Like France, Russia has been a target of Islamic State terrorism. The group claimed responsibility for blowing a Russian passenger jet out of the sky over Egypt, killing 224 people.
Hollande has seized on international outrage over the downed jet and attacks in Paris to try to galvanize a more robust global campaign against extremists. While agreeing to increase intelligence sharing with the French since the Paris attacks, the U.S. tempered expectations that it is now ready to join forces with Russia in the skies over Syria.
Obama said the attacks must not be allowed to cause a distorted reaction that would only play into the terrorists’ goals.
“We will not accept the idea that terrorist assaults on restaurants, theaters or hotels are the new normal,’’ he said. “We will not give into fear or turning on each other.’’
The strengthening of Islamic State “became possible partly due to irresponsible U.S. politics” that focused on fighting Assad instead of joining efforts to root out terrorism, Russian Prime Minister Dmitry Medvedev said in Kuala Lumpur on Sunday, according to Interfax. The Obama administration declined to comment on his statement.
The president said he is confident that the U.S. and its partners would ultimately destroy the Islamic State group, which has shown an ability to strike targets far beyond its base in Syria and Iraq. Obama’s special envoy to the coalition fighting the Islamic State, Brett McGurk, said on CBS’s “Face the Nation” on Sunday that “we’re not going to relent until we destroy this barbaric terrorist organization.”
Obama’s critics have accused the president of underestimating Islamic State and the threat its poses. They’ve seized on previous statements in which the president called them the “JV team” and “contained.”

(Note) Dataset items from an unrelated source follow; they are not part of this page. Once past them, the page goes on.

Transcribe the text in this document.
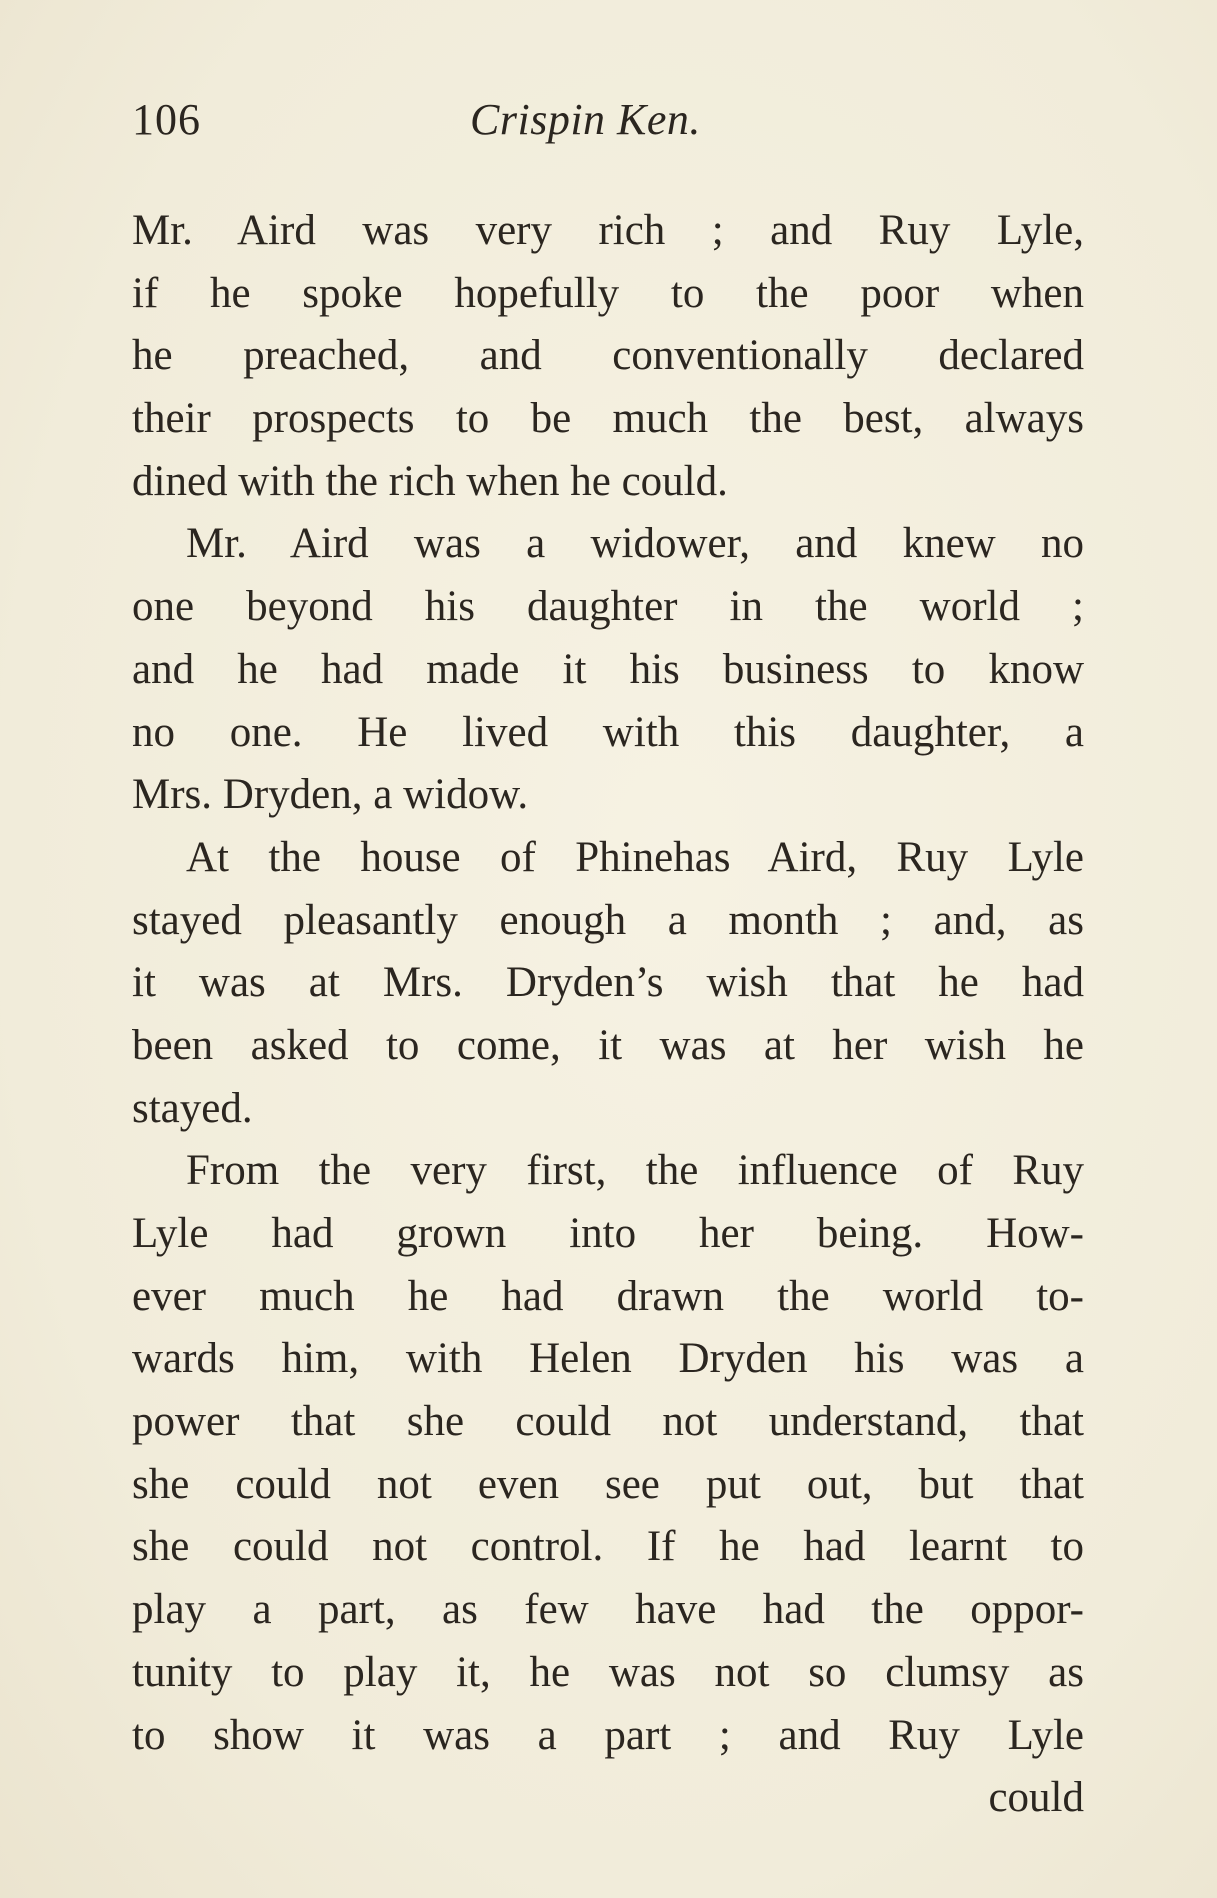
106	Crispin Ken.
Mr. Aird was very rich ; and Ruy Lyle,
if he spoke hopefully to the poor when
he preached, and conventionally declared
their prospects to be much the best, always
dined with the rich when he could.
Mr. Aird was a widower, and knew no
one beyond his daughter in the world ;
and he had made it his business to know
no one. He lived with this daughter, a
Mrs. Dryden, a widow.
At the house of Phinehas Aird, Ruy Lyle
stayed pleasantly enough a month ; and, as
it was at Mrs. Dryden’s wish that he had
been asked to come, it was at her wish he
stayed.
From the very first, the influence of Ruy
Lyle had grown into her being. How-
ever much he had drawn the world to-
wards him, with Helen Dryden his was a
power that she could not understand, that
she could not even see put out, but that
she could not control. If he had learnt to
play a part, as few have had the oppor-
tunity to play it, he was not so clumsy as
to show it was a part ; and Ruy Lyle
could
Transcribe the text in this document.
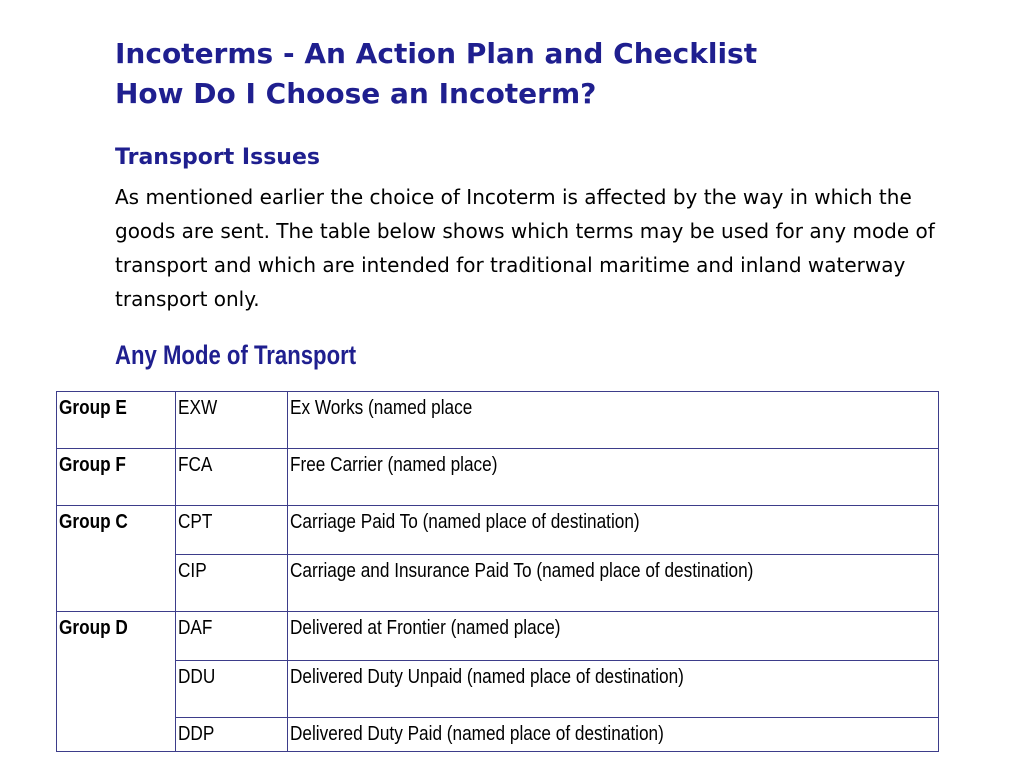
Incoterms - An Action Plan and Checklist
How Do I Choose an Incoterm?
Transport Issues

As mentioned earlier the choice of Incoterm is affected by the way in which the goods are sent. The table below shows which terms may be used for any mode of transport and which are intended for traditional maritime and inland waterway transport only.

Any Mode of Transport
Group E	EXW	Ex Works (named place
Group F	FCA	Free Carrier (named place)
Group C	CPT	Carriage Paid To (named place of destination)
	CIP	Carriage and Insurance Paid To (named place of destination)
Group D	DAF	Delivered at Frontier (named place)
	DDU	Delivered Duty Unpaid (named place of destination)
	DDP	Delivered Duty Paid (named place of destination)
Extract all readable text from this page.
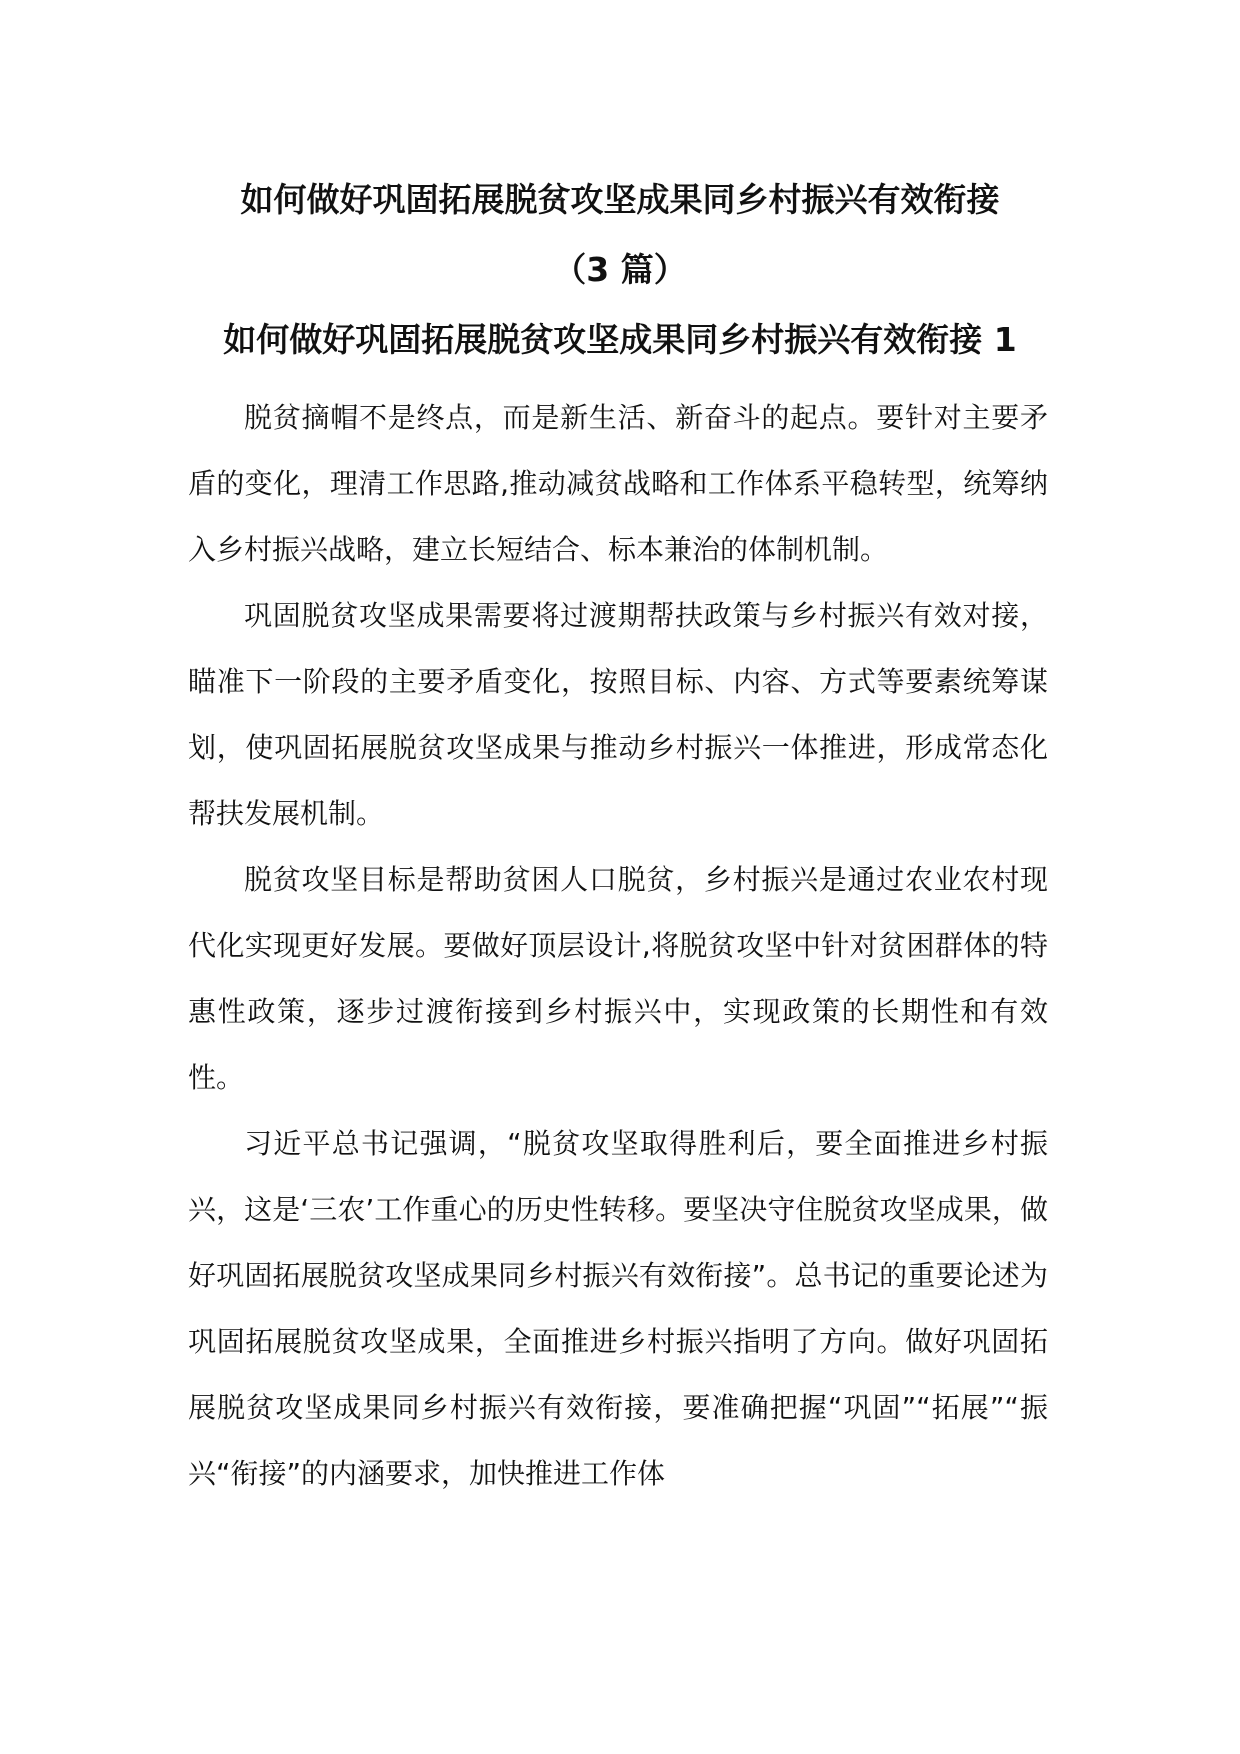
如何做好巩固拓展脱贫攻坚成果同乡村振兴有效衔接
（3 篇）
如何做好巩固拓展脱贫攻坚成果同乡村振兴有效衔接 1

脱贫摘帽不是终点，而是新生活、新奋斗的起点。要针对主要矛盾的变化，理清工作思路,推动减贫战略和工作体系平稳转型，统筹纳入乡村振兴战略，建立长短结合、标本兼治的体制机制。

巩固脱贫攻坚成果需要将过渡期帮扶政策与乡村振兴有效对接，瞄准下一阶段的主要矛盾变化，按照目标、内容、方式等要素统筹谋划，使巩固拓展脱贫攻坚成果与推动乡村振兴一体推进，形成常态化帮扶发展机制。

脱贫攻坚目标是帮助贫困人口脱贫，乡村振兴是通过农业农村现代化实现更好发展。要做好顶层设计,将脱贫攻坚中针对贫困群体的特惠性政策，逐步过渡衔接到乡村振兴中，实现政策的长期性和有效性。

习近平总书记强调，“脱贫攻坚取得胜利后，要全面推进乡村振兴，这是‘三农’工作重心的历史性转移。要坚决守住脱贫攻坚成果，做好巩固拓展脱贫攻坚成果同乡村振兴有效衔接”。总书记的重要论述为巩固拓展脱贫攻坚成果，全面推进乡村振兴指明了方向。做好巩固拓展脱贫攻坚成果同乡村振兴有效衔接，要准确把握“巩固”“拓展”“振兴“衔接”的内涵要求，加快推进工作体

“He hasn’t even defined what victory means,” Florida Senator Marco Rubio, who’s seeking the Republican presidential nomination, said at a campaign event in Iowa on Friday. Another candidate, former Senator Rick Santorum of Pennsylvania, said Obama “has started World War III.”
In the weekly Republican address, Representative Martha McSally of Arizona said Obama lacks a sense urgency in the fight. “We’re telling the administration to step up,” she said. “Take this terrorist threat seriously. The fight against ISIS is a generational conflict, and we must lead now more than ever,” she said, using an abbreviation also applied to Islamic State.
Obama on Sunday stuck to his approach of diminishing the group, saying the leader of the Paris attacks was “not a mastermind” and calling the group “a bunch of killers with good social media.”
“They cannot strike a mortal blow against the United States,” he said.
The Obama administration is pushing for a cease-fire between Syrian opposition groups and the Syrian government that would allow a U.S. coalition to target Islamic State militants. Diplomats from the U.S., Russia, Iran and several other nations have agreed on plan for a political transition in Syria that would yield talks between the government of Assad and opposition forces by Jan. 1. Elections would take place within 18 months, under the proposal.
Obama’s comments came after more than a week of conferences and summits in Asia that were dominated by the battle against terrorism. Obama and Putin spoke last week at the Group of 20 summit in Turkey, a 35-minute meeting that the White House described as constructive.